The effects of some conflicts might be misattributed. While it’s clear that there are many underlying causes of the current rise in global insolvencies, it also appears that many sources of conflict have likely been overstated. In particular, despite widespread media coverage and clear levels of brutality, the true effects of the Russian-Ukrainian conflict on global GDP are probably more limited than many observers would expect.
Despite Russia once having the second-largest GDP in the world (as the Soviet Union), the IMF currently ranks its GDP 11th, just behind Brazil and ahead of South Korea. Even when combined with Ukraine, the two recently warring nations only account for about 2% of the world’s economic output. So while it’s clear that the conflict between Russia (the largest country in the world, and home to many important routes and resources) and Ukraine (a resource-rich, though somewhat poor neighbor) will certainly influence global supply chains, the conflict’s effect on global GDP is likely to be limited.

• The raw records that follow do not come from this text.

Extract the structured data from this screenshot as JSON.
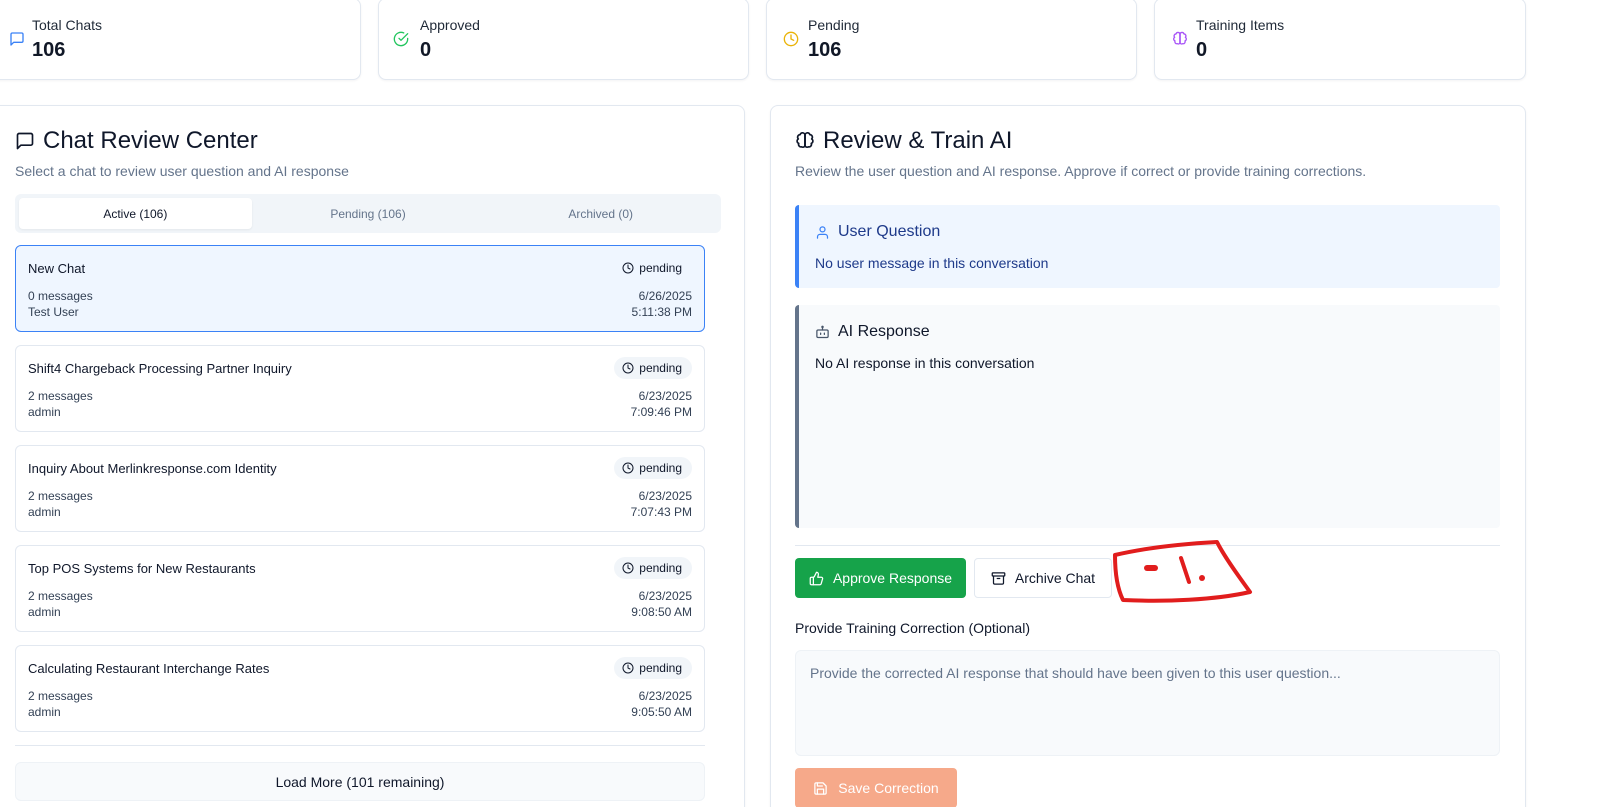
{
  "stats": [
    {
      "label": "Total Chats",
      "value": "106",
      "icon": "message-square-icon",
      "color": "#3b82f6"
    },
    {
      "label": "Approved",
      "value": "0",
      "icon": "check-circle-icon",
      "color": "#22c55e"
    },
    {
      "label": "Pending",
      "value": "106",
      "icon": "clock-icon",
      "color": "#eab308"
    },
    {
      "label": "Training Items",
      "value": "0",
      "icon": "brain-icon",
      "color": "#a855f7"
    }
  ],
  "chat_review": {
    "title": "Chat Review Center",
    "subtitle": "Select a chat to review user question and AI response",
    "tabs": [
      {
        "label": "Active (106)",
        "active": true
      },
      {
        "label": "Pending (106)",
        "active": false
      },
      {
        "label": "Archived (0)",
        "active": false
      }
    ],
    "chats": [
      {
        "title": "New Chat",
        "status": "pending",
        "messages": "0 messages",
        "user": "Test User",
        "date": "6/26/2025",
        "time": "5:11:38 PM",
        "selected": true
      },
      {
        "title": "Shift4 Chargeback Processing Partner Inquiry",
        "status": "pending",
        "messages": "2 messages",
        "user": "admin",
        "date": "6/23/2025",
        "time": "7:09:46 PM",
        "selected": false
      },
      {
        "title": "Inquiry About Merlinkresponse.com Identity",
        "status": "pending",
        "messages": "2 messages",
        "user": "admin",
        "date": "6/23/2025",
        "time": "7:07:43 PM",
        "selected": false
      },
      {
        "title": "Top POS Systems for New Restaurants",
        "status": "pending",
        "messages": "2 messages",
        "user": "admin",
        "date": "6/23/2025",
        "time": "9:08:50 AM",
        "selected": false
      },
      {
        "title": "Calculating Restaurant Interchange Rates",
        "status": "pending",
        "messages": "2 messages",
        "user": "admin",
        "date": "6/23/2025",
        "time": "9:05:50 AM",
        "selected": false
      }
    ],
    "load_more": "Load More (101 remaining)"
  },
  "review_train": {
    "title": "Review & Train AI",
    "subtitle": "Review the user question and AI response. Approve if correct or provide training corrections.",
    "user_question": {
      "label": "User Question",
      "text": "No user message in this conversation",
      "color": "#1e3a8a"
    },
    "ai_response": {
      "label": "AI Response",
      "text": "No AI response in this conversation"
    },
    "approve_label": "Approve Response",
    "archive_label": "Archive Chat",
    "training_label": "Provide Training Correction (Optional)",
    "training_placeholder": "Provide the corrected AI response that should have been given to this user question...",
    "save_label": "Save Correction"
  }
}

Anomalies will resolve — eventually. Ultimately, the current reversal of insolvency trends and dramatic spikes in inflation can all be summarized in one word: anomalies. The COVID-19 pandemic unleashed a dramatic wave of seemingly once-in-a-lifetime events and responses, including incredibly high levels of government spending, structural lockdowns around the world, and sudden changes in consumer and worker behaviors. Once these anomalies are further resolved, insolvency rates should be expected to generally return to their pre-pandemic levels.
Dana Bodnar is an economist at Atradius, where she is responsible for macroeconomic and country risk analysis specializing in Central and Eastern Europe.